On the Nature of Actinide- and Lanthanide-Metal Bonds in Heterobimetallic Compounds

On the Nature of Actinide- and Lanthanide-Metal Bonds in Heterobimetallic Compounds

Vlaisavljevich, B.; Miró, P.; Cramer, C. J.; Gagliardi, L.; Infante, I.; Liddle, S. T.
Chem. Eur. J. 2011, 17, 8424 (doi:10.1002/chem.201100774)

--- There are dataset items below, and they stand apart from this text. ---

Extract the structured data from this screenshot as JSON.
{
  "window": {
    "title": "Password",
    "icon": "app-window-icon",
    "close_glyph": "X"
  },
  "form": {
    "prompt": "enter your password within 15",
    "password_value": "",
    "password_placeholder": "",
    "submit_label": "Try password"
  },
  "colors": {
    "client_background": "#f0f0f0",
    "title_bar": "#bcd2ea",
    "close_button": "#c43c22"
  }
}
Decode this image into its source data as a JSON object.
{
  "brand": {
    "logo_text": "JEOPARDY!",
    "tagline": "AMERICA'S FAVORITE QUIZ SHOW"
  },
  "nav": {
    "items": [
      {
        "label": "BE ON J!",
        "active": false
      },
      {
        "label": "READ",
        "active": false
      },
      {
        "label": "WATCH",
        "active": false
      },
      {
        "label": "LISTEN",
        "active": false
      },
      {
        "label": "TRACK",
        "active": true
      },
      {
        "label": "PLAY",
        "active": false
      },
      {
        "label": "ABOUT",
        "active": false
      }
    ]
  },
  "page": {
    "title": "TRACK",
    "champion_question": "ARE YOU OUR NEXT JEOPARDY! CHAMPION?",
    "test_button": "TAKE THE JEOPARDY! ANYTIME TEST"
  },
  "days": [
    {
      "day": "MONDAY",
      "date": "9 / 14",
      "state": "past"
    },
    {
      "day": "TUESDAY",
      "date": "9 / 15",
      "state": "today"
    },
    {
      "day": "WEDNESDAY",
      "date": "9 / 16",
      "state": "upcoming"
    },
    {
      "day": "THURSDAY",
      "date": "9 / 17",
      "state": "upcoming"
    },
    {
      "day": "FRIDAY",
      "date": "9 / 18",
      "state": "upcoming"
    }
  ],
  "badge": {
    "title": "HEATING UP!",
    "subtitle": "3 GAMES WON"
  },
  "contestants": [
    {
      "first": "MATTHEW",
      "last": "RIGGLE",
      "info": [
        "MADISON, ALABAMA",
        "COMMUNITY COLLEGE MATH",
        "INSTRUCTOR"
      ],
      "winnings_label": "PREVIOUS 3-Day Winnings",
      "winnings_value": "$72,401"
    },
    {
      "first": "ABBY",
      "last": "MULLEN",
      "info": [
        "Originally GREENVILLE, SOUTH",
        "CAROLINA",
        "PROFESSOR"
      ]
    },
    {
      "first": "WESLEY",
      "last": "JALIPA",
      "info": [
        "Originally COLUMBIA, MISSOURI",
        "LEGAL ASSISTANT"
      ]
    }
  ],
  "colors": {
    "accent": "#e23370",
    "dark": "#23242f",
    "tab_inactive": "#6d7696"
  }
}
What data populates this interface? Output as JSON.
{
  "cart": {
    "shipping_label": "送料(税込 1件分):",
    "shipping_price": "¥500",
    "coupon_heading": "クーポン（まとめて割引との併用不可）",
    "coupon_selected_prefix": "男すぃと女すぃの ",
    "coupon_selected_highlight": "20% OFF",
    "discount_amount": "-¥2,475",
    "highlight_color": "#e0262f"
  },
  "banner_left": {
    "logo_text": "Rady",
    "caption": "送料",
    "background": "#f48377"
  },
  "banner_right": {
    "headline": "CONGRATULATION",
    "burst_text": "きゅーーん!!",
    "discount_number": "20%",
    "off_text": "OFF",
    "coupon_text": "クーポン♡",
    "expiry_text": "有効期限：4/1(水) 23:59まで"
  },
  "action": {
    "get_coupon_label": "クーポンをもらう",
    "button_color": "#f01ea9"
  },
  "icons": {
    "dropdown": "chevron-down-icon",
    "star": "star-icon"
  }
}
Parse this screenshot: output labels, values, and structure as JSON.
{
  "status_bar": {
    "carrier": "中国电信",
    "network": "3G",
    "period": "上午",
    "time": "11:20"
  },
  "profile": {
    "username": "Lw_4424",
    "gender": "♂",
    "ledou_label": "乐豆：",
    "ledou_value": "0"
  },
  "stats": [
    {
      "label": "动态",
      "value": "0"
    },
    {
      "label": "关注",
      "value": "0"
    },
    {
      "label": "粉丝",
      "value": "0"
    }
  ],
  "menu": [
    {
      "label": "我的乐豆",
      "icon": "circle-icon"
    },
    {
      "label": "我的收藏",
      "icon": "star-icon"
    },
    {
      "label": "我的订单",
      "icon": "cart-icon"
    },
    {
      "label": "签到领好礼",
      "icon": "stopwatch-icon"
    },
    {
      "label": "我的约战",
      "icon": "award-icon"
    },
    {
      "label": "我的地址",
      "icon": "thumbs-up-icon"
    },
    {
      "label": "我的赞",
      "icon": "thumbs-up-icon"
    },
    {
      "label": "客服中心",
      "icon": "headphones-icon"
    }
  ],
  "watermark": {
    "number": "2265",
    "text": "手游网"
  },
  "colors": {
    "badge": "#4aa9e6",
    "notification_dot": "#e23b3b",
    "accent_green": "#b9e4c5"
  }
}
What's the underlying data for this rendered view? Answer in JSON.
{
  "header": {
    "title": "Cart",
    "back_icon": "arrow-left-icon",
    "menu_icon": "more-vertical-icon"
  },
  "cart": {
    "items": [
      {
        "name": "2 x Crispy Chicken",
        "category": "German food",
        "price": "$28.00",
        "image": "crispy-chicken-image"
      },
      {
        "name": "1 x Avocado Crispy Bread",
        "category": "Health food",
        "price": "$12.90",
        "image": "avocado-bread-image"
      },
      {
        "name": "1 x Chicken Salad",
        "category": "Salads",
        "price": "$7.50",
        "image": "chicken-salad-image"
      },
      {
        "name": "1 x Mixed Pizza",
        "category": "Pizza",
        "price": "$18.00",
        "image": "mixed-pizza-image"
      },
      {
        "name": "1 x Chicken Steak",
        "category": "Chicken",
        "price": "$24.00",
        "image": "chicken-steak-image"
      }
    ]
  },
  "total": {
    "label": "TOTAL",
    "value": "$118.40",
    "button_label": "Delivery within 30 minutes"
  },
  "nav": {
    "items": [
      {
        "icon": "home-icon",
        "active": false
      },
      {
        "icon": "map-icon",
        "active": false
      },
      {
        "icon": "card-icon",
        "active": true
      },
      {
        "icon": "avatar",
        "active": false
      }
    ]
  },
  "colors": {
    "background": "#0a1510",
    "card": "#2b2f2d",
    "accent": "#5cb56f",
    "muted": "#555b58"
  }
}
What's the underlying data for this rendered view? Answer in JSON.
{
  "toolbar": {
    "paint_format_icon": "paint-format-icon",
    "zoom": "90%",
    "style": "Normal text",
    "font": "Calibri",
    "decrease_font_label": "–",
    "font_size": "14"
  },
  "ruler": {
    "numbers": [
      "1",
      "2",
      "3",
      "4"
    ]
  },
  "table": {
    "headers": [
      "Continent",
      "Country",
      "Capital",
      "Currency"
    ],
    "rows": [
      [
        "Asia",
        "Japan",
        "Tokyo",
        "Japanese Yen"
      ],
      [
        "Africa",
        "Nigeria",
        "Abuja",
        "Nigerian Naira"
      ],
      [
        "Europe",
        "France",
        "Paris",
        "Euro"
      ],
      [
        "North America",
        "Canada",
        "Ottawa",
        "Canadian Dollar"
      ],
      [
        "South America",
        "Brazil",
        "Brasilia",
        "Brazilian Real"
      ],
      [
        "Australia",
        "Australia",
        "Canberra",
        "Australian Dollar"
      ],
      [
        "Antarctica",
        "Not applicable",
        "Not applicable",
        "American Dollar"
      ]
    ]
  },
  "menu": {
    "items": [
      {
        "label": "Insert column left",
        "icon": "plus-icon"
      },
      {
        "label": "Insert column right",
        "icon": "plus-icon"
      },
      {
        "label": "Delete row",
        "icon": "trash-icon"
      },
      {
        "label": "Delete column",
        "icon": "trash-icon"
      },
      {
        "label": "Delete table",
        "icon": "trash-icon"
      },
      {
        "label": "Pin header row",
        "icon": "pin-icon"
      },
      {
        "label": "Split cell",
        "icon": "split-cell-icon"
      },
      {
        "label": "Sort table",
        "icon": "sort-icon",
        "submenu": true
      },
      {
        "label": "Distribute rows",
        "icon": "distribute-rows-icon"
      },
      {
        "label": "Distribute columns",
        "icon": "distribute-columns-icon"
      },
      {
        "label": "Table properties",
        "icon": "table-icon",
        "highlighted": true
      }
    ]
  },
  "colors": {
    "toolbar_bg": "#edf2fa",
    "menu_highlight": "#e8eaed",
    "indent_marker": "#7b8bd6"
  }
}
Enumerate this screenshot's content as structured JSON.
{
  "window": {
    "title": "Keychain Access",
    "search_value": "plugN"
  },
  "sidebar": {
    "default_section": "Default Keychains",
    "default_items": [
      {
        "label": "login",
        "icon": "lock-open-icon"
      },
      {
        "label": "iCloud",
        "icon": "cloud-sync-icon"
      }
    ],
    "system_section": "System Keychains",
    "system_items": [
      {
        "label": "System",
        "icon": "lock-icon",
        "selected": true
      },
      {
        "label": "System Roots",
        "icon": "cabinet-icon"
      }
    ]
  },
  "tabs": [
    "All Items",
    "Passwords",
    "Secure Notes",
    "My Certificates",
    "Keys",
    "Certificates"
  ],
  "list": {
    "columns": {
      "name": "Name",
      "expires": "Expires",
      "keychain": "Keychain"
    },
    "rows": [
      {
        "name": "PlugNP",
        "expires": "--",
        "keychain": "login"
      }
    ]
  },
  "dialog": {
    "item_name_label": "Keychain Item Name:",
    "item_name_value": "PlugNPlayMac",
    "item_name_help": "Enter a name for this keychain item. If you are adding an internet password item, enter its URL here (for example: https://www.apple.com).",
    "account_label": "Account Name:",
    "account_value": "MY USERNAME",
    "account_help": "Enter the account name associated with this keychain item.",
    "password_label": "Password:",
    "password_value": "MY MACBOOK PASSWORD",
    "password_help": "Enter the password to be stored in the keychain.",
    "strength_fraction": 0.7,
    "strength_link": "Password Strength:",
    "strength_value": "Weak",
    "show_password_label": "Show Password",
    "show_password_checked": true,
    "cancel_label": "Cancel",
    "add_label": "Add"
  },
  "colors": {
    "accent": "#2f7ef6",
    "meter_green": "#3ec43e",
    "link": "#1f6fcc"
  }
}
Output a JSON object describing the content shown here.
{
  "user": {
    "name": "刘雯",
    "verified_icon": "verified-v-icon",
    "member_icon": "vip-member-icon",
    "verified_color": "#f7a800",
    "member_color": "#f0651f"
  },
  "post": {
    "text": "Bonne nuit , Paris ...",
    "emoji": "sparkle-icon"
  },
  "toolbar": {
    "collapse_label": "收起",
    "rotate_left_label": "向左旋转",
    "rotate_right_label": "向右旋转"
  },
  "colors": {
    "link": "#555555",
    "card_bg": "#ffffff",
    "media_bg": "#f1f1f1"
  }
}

Eleven experimentally characterized complexes containing heterobimetallic bonds between f-block and other elements were examined by quantum chemical methods: [(η⁵-C₅H₅)₂(THF)LuRu(η⁵-C₅H₅)(CO)₂], [(η⁵-C₅Me₅)₂(I)ThRu(η⁵-C₅H₅)(CO)₂], [(η⁵-C₅H₅)₂YRe(η⁵-C₅H₅)₂], [{N(CH₂CH₂NSiMe₃)₃}URe(η⁵-C₅H₅)₂], [Y{Ga(NArCh)₂}{C(PPh₂NSiH₃)₂}(CH₃OCH₃)₂], [{N(CH₂CH₂NSiMe₃)₃}U{Ga(NArCH)₂}(CH₃OCH₃)], [(η⁵-C₅H₅)₃UGa(η⁵-C₅Me₅)], [Yb(η⁵-C₅H₅){Si(SiMe₃)₃(THF)₂}], [(η⁵-C₅H₅)₃U(SnPh₃)], [(η⁵-C₅H₅)₃U(SiPh₃)], and (Ph[Me]N)₃USi(SiMe₃)₃. Geometries in good agreement with experiment were obtained at the density functional level of theory. The multiconfigurational complete active space self-consistent field method (CASSCF) and subsequent corrections with second order perturbation theory (CASPT2) were applied to further understand the electronic structure of the Lanthanide/Actinide-metal (or metal-metalloid) bonds. Fragment calculations and energy decomposition analyses were also performed and indicate that charge transfer occurs from one supported metal fragment to the other, while the bonding itself is always dominated by ionic character.